Updates the shape of this tensor.

This method can be called multiple times, and will merge the given
`shape` with the current shape of this tensor. It can be used to
provide additional information about the shape of this tensor that
cannot be inferred from the graph alone. For example, this can be used
to provide additional information about the shapes of images:

```python
_, image_data = tf.TFRecordReader(...).read(...)
image = tf.image.decode_png(image_data, channels=3)

# The height and width dimensions of `image` are data dependent, and
# cannot be computed without executing the op.
print(image.shape)
==> TensorShape([Dimension(None), Dimension(None), Dimension(3)])

# We know that each image in this dataset is 28 x 28 pixels.
image.set_shape([28, 28, 3])
print(image.shape)
==> TensorShape([Dimension(28), Dimension(28), Dimension(3)])
```

##### Args:


*  <b>`shape`</b>: A `TensorShape` representing the shape of this tensor.

##### Raises:


*  <b>`ValueError`</b>: If `shape` is not compatible with the current shape of
    this tensor.


- - -

#### `tf.Tensor.shape` {#Tensor.shape}

Returns the `TensorShape` that represents the shape of this tensor.

The shape is computed using shape inference functions that are
registered in the Op for each `Operation`.  See
[`TensorShape`](../../api_docs/python/framework.md#TensorShape)
for more details of what a shape represents.

The inferred shape of a tensor is used to provide shape
information without having to launch the graph in a session.
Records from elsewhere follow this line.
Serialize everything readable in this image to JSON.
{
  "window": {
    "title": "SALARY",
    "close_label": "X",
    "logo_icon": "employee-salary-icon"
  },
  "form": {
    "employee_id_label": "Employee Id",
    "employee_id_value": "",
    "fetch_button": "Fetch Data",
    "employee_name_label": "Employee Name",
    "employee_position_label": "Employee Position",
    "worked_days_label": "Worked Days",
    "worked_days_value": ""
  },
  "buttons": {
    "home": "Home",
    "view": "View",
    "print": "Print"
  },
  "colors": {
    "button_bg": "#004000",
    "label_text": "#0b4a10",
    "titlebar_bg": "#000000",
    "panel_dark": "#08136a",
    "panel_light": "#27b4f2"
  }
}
This
can be used for debugging, and providing early error messages. For
example:

```python
c = tf.constant([[1.0, 2.0, 3.0], [4.0, 5.0, 6.0]])

print(c.shape)
==> TensorShape([Dimension(2), Dimension(3)])

d = tf.constant([[1.0, 0.0], [0.0, 1.0], [1.0, 0.0], [0.0, 1.0]])

print(d.shape)
==> TensorShape([Dimension(4), Dimension(2)])

# Raises a ValueError, because `c` and `d` do not have compatible
# inner dimensions.
e = tf.matmul(c, d)

f = tf.matmul(c, d, transpose_a=True, transpose_b=True)

print(f.shape)
==> TensorShape([Dimension(3), Dimension(4)])
```

In some cases, the inferred shape may have unknown dimensions. If
the caller has additional information about the values of these
dimensions, `Tensor.set_shape()` can be used to augment the
inferred shape.

##### Returns:

  A `TensorShape` representing the shape of this tensor.


- - -

#### `tf.Tensor.value_index` {#Tensor.value_index}

The index of this tensor in the outputs of its `Operation`.